Potency comparisons between POTASSIUM CHLORIDE 0.037% IN SODIUM CHLORIDE 0.9% IN PLASTIC CONTAINER and AMINOPHYLLINE IN SODIUM CHLORIDE 0.45% IN PLASTIC CONTAINER depend on the specific clinical indication. These are both Electrolyte agents and are not directly interchangeable by dose. A physician or clinical pharmacist should guide any therapeutic switching decisions.
The standard adult dose of POTASSIUM CHLORIDE 0.037% IN SODIUM CHLORIDE 0.9% IN PLASTIC CONTAINER is: Intravenous infusion: 0.037% potassium chloride in 0.9% sodium chloride solution; rate not to exceed 10 m Eq/hour (or 10 mmol/hour) potassium; typical adult dose 20-40 m Eq per day, adjusted based on serum potassium levels.. The standard adult dose of AMINOPHYLLINE IN SODIUM CHLORIDE 0.45% IN PLASTIC CONTAINER is: Loading dose: 5-6 mg/kg IV over 20-30 minutes (if not on theophylline). Maintenance: 0.5-0.7 mg/kg/h IV continuous infusion.. Dosing should always be individualized based on indication, renal and hepatic function, age, and other patient factors.
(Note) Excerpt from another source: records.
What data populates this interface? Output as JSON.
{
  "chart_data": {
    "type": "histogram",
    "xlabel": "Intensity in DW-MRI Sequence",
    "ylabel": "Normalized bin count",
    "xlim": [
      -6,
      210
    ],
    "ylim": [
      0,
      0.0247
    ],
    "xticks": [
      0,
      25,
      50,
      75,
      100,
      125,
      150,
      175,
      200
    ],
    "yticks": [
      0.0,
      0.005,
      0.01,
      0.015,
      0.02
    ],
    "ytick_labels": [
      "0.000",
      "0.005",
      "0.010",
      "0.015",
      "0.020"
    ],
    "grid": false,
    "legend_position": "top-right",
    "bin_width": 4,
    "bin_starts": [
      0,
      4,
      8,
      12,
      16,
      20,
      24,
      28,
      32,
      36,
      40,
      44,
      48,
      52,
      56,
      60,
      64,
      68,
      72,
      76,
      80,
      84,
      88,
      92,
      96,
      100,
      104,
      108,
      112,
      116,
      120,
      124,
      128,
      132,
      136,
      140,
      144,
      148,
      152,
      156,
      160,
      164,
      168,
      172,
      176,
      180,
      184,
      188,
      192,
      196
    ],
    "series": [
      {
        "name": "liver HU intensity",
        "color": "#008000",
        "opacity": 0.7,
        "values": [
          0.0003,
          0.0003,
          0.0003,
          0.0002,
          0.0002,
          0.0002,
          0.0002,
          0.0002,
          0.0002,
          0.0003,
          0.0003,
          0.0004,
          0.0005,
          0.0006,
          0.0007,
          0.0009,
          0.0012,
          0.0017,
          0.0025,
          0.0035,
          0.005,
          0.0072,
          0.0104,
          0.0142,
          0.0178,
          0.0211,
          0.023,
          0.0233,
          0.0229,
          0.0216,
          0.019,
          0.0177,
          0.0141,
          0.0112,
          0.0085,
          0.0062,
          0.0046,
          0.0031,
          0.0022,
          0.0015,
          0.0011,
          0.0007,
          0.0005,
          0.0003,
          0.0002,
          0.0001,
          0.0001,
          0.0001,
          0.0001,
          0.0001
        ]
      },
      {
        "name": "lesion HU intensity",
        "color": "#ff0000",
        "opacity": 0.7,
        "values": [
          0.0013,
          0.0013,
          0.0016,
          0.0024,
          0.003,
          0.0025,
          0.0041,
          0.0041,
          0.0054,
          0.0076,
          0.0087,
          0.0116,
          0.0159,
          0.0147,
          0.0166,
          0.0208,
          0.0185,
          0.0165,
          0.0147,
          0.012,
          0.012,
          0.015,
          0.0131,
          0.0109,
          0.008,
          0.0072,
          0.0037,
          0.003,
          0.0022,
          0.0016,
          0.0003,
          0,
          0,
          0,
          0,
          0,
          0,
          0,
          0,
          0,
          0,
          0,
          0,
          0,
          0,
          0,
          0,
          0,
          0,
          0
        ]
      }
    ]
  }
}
No direct drug-drug interaction has been formally documented between POTASSIUM CHLORIDE 0.037% IN SODIUM CHLORIDE 0.9% IN PLASTIC CONTAINER and AMINOPHYLLINE IN SODIUM CHLORIDE 0.45% IN PLASTIC CONTAINER in current clinical databases. However, individual patient risk factors including other medications, organ function, and comorbidities should always be evaluated by a qualified healthcare provider.
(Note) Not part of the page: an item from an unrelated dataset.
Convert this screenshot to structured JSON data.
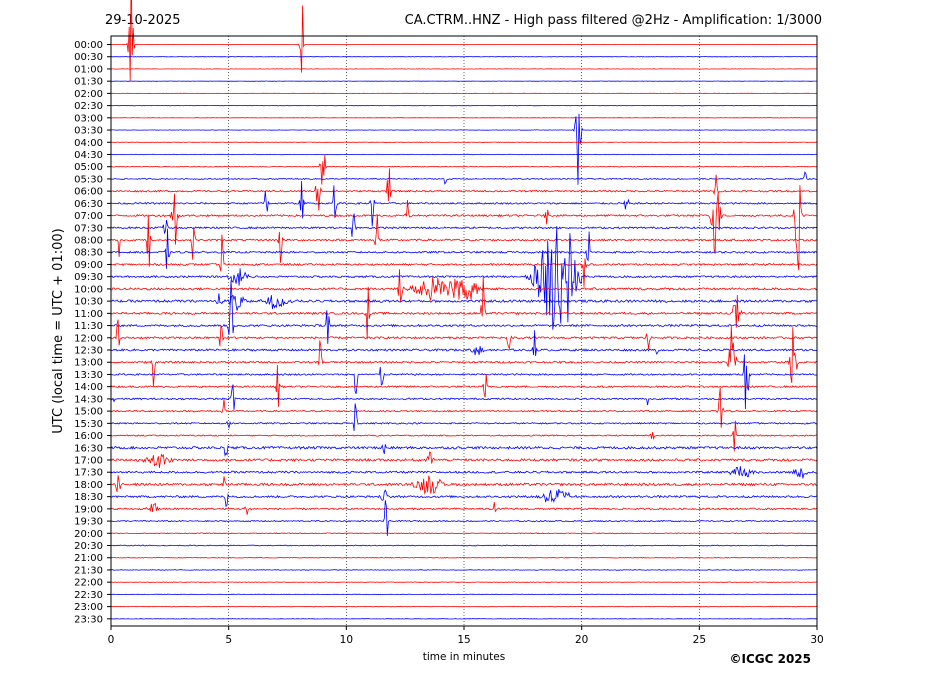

The maternal-fetal safety profiles differ. POTASSIUM CHLORIDE 0.037% IN SODIUM CHLORIDE 0.9% IN PLASTIC CONTAINER is classified as Category A/B. POTASSIUM CHLORIDE 0.037% IN SODIUM CHLORIDE 0.9% IN PLASTIC CONTAINER: Potassium chloride is a normal constituent of body fluids and is essential for cellular function. At physiol. AMINOPHYLLINE IN SODIUM CHLORIDE 0.45% IN PLASTIC CONTAINER is classified as Category A/B. Pregnancy Category C. First trimester: Limited human data; animal studies show no teratogenicity but some developmental delays at high doses. Second and third trimesters: Use only . Always consult a maternal-fetal medicine specialist before taking either drug during pregnancy or lactation.